Dalam babak knock-out pertama kala bersua Kolombia, Inggris awalnya bermain dominan. Tetapi pemain Inggris lupa kalau permainan sepakbola itu berlangsung 2X45 menit. Di saat akhir pemain Inggris lengah, lalu Kolombia menyamakan kedudukan.
Dalam adu penalti, sekali lagi Inggris dipeluk oleh dewi fortuna. Inggris yang sering kalah adu penalti justru memenangkan pertandingan itu. Inggris kegirangan, Kolombia meradang!
Menghadapi Swedia di babak berikutnya, Inggris langsung menghajar Swedia yang bermain sungkan dengan dua biji gol. Namun kemudian Inggris tertekan oleh gelombang serangan Swedia yang kini bermain lepas. Pickford kemudian harus jatuh bangun untuk mengamankan gawangnya agar tidak kebobolan. Sekali lagi gawang Inggris dipeluk oleh dewi fortuna.
Artinya pada Piala Dunia 2018 ini, Inggris selalu terhindar dari kekalahan setelah unggul lebih dahulu dalam tiga laga kontra Tunisia, Kolombia dan Swedia di fase grup maupun fase gugur.
Kondisi ini mirip (serupa tapi tidak sama) dengan Kroasia. Kroasia tiga kali tertinggal untuk kemudian berhasil merebut kemenangan. Inggris tiga kali unggul, untuk kemudian berhasil mempertahankan kemenangan itu dari rebutan lawan!

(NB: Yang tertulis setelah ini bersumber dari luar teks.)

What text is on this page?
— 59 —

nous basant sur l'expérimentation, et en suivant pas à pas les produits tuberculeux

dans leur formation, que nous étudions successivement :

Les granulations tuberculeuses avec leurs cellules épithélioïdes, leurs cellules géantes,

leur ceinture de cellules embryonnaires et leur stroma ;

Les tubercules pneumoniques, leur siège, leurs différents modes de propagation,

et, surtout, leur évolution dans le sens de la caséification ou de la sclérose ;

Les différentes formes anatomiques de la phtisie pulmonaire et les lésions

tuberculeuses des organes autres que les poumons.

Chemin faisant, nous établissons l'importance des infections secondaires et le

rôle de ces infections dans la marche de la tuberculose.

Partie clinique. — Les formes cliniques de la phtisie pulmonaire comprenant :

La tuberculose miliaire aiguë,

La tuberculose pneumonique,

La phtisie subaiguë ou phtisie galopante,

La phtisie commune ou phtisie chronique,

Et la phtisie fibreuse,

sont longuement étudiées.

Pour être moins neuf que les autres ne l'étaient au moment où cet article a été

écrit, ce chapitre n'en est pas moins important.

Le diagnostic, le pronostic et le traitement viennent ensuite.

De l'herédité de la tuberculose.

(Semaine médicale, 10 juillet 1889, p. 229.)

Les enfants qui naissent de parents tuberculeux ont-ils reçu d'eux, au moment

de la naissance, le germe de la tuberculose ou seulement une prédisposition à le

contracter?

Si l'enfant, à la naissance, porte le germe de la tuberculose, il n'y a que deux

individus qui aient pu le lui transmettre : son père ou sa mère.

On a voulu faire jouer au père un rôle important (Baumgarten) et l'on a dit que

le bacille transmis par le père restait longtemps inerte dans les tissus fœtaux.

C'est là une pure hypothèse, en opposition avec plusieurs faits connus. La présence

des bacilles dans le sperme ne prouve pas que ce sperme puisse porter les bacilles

Namun pada laga semi-final kemarin Inggris gagal menambah statistik kemenangan itu menjadi empat kali. Rupanya dewi fortuna ini mirip dengan jin dalam botol, yang hanya mau memenuhi permintaan untuk tiga kali saja. Itulah yang dilupakan oleh Gareth Southgate. Angan dan dewi fortuna tidak akan pernah cukup untuk membuat Football's Coming Home to England....
***
Kini tugas berat ada dipundak Zlatko Dalic, bagaimana meramu strategi yang tepat untuk pertandingan final nanti. Secara fisik dan mental, jelas tim Kroasia dibawah Prancis yang lebih segar. Tiga kali pertandingan di fase gugur dilewati Kroasia dengan perpanjangan waktu dengan dua diantaranya harus dilewati dengan babak adu penalti.
Secara teknis juga Prancis jelas diatas Kroasia. Dewi fortuna juga tampaknya tidak akan berpihak lagi kepada Vatreni... Pertandingan final nanti akan mirip dengan pertarungan David melawan Goliath. Apakah yang akan dilakukan Dalic?
Dalic harus kembali lagi kepada rindu yang terpendam dulu itu... Dua puluh tahun lalu, Dalic berada di tribun stadion untuk mendukung perjuangan Davor Suker cs melawan tuan rumah Prancis. Dari bangku stadion itu Dalic hanya bisa menatap iba, melihat kesedihan yang terpancar di mata Sukerman cs ketika ditaklukkan Zidane cs...
Kini Dalic berada di bench pelatih dan bertanggung jawab penuh untuk menentukan nasib mereka sendiri, apakah mereka akan tertawa atau menangis.